Britische Finanzaufsichtsbehörde plant neue Plattform für den Handel mit Anteilen privater Unternehmen

Britische Finanzaufsichtsbehörde plant neue Plattform für den Handel mit Anteilen privater Unternehmen

Große Neuigkeiten aus London: Die Financial Conduct Authority (FCA) hat innovative Pläne vorgestellt, die britische Kapitalmärkte wiederbeleben sollen. Im Fokus steht das neue Handelsplattform-Konzept namens Private Intermittent Securities and Capital Exchange System, kurz PISCES. Diese Neuerung soll es ermöglichen, Aktien von privat gehaltenen Unternehmen zu handeln und damit sowohl Kapitalzuflüsse für Wachstumsunternehmen als auch Investitionsmöglichkeiten für Anleger zu schaffen.

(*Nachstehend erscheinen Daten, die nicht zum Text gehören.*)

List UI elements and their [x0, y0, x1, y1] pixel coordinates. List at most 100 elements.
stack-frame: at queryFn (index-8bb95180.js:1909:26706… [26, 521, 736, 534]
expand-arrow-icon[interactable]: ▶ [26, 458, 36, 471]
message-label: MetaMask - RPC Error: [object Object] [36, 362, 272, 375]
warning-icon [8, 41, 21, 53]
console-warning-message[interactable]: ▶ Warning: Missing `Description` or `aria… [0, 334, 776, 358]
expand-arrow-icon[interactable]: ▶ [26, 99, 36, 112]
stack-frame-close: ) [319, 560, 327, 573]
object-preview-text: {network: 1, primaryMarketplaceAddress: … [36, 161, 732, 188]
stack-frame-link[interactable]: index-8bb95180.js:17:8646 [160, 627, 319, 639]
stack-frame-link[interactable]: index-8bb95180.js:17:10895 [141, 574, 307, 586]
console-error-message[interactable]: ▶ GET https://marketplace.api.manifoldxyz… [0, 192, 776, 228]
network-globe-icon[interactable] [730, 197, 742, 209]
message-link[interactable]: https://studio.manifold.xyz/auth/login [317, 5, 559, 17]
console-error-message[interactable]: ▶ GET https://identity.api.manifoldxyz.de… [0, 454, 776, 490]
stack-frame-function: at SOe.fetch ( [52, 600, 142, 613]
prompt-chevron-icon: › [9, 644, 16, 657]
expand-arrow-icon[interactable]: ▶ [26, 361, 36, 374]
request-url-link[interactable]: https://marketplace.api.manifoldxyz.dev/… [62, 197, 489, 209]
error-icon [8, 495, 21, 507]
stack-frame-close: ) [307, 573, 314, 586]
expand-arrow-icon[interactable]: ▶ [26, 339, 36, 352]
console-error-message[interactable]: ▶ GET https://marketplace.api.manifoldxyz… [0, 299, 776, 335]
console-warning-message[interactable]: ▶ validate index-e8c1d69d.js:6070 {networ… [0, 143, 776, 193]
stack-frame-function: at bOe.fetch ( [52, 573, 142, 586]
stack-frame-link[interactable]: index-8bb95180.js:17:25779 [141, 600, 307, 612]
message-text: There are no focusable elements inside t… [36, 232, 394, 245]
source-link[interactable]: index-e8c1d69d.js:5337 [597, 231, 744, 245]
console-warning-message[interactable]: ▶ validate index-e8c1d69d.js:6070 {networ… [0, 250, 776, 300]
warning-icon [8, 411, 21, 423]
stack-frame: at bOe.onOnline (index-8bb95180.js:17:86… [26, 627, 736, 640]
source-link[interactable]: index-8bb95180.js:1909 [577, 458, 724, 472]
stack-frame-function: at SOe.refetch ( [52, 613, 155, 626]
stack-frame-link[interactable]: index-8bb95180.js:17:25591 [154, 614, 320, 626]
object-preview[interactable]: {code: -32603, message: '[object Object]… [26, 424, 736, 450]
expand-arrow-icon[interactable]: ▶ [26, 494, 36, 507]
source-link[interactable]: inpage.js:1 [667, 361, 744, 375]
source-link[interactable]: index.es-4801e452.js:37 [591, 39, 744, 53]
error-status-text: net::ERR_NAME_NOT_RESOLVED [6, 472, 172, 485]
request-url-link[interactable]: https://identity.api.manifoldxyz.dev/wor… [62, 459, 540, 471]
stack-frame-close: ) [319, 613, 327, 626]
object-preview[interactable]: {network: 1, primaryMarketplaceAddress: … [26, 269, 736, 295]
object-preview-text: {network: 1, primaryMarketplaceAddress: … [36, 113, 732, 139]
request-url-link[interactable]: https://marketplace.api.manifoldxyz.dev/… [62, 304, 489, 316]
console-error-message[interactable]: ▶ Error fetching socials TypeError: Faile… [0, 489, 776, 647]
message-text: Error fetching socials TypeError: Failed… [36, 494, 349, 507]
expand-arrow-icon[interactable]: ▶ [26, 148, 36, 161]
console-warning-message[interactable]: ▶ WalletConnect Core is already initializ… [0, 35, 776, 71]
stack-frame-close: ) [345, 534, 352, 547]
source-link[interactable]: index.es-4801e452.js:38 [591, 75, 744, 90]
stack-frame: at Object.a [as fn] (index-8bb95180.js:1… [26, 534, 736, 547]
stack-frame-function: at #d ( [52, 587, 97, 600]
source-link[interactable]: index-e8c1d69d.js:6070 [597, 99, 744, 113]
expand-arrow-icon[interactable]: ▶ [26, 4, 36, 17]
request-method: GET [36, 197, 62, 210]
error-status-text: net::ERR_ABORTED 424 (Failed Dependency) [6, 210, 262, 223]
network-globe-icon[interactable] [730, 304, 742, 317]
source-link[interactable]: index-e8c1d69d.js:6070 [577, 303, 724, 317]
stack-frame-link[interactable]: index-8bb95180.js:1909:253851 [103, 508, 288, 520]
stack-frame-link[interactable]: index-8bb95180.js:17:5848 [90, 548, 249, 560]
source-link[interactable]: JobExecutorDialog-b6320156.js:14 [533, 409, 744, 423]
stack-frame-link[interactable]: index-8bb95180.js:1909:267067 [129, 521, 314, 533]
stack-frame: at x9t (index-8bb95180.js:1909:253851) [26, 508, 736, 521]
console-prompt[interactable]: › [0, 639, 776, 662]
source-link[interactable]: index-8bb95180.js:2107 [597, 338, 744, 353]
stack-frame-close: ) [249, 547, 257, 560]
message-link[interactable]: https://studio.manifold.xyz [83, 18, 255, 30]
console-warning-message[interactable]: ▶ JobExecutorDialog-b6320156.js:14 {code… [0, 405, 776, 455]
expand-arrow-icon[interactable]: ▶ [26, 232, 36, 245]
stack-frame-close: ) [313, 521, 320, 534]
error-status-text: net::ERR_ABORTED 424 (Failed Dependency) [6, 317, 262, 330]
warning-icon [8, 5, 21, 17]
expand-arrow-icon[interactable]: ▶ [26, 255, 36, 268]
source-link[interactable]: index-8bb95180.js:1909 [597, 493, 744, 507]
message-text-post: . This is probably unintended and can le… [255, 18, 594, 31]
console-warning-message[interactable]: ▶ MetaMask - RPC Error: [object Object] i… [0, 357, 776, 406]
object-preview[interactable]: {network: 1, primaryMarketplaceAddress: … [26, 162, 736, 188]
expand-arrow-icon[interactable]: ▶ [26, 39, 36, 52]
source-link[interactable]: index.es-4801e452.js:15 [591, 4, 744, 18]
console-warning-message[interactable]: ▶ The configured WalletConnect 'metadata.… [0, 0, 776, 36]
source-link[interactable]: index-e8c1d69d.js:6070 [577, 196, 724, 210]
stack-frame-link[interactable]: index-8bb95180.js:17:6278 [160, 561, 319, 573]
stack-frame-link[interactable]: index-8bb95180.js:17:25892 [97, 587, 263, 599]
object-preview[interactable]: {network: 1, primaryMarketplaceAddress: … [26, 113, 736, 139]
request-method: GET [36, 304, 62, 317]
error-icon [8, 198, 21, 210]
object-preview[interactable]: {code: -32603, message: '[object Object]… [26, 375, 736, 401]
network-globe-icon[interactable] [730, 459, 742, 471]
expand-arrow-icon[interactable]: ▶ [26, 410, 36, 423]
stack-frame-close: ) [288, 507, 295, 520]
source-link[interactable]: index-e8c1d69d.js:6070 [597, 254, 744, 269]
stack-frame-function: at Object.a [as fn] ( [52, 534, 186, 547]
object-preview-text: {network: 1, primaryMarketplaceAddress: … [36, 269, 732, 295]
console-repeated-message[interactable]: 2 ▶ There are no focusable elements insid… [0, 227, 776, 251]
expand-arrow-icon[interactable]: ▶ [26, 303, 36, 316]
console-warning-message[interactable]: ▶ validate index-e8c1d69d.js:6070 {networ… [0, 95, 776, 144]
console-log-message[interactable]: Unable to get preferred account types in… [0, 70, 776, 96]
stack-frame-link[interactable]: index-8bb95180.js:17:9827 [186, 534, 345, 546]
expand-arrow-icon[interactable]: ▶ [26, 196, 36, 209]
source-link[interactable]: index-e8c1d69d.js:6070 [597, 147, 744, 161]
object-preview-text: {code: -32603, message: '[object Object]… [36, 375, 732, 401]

In den letzten Jahren neigen Unternehmen zunehmend dazu, länger privat zu bleiben, was das Interesse der Investoren an britischen Aktienmärkten sinken ließ. Die FCA betonte die wachsende Nachfrage der Investoren nach einfacheren Möglichkeiten, Anteile an privaten Unternehmen zu handeln. Die neue Plattform könnte hier eine Lücke schließen und gleichzeitig die Diversifizierung der Portfolios fördern.

Im Rahmen einer breiten Reformstrategie, die unter anderem eine Überarbeitung der britischen Börsenzulassungsregeln und die Einrichtung von Pensions-'Megafonds' umfasst, wird PISCES als bedeutender Fortschritt angesehen. Tulip Siddiq, Wirtschaftsstaatssekretärin des britischen Finanzministeriums, sieht in der Plattform eine Möglichkeit, britische Kapitalmärkte wettbewerbsfähiger zu gestalten.

Nichtsdestotrotz gibt es kritische Stimmen aus der Branche. Einige befürchten, dass das neue System den alternativen Investmentmarkt in London gefährden oder Unternehmen davon abhalten könnte, an die Börse zu gehen. Andere äußern Bedenken hinsichtlich des Zugangs zu Insiderinformationen, der zu ungleichem Wettbewerb führen könnte.

Die FCA plant, das PISCES-Regelwerk bis Mai kommenden Jahres im Parlament einzubringen und zeitnah endgültige Regelungen zu veröffentlichen. Skeptiker und Unterstützer gleichermaßen blicken gespannt auf die weiteren Entwicklungen und hoffen auf eine Belebung des britischen Marktes.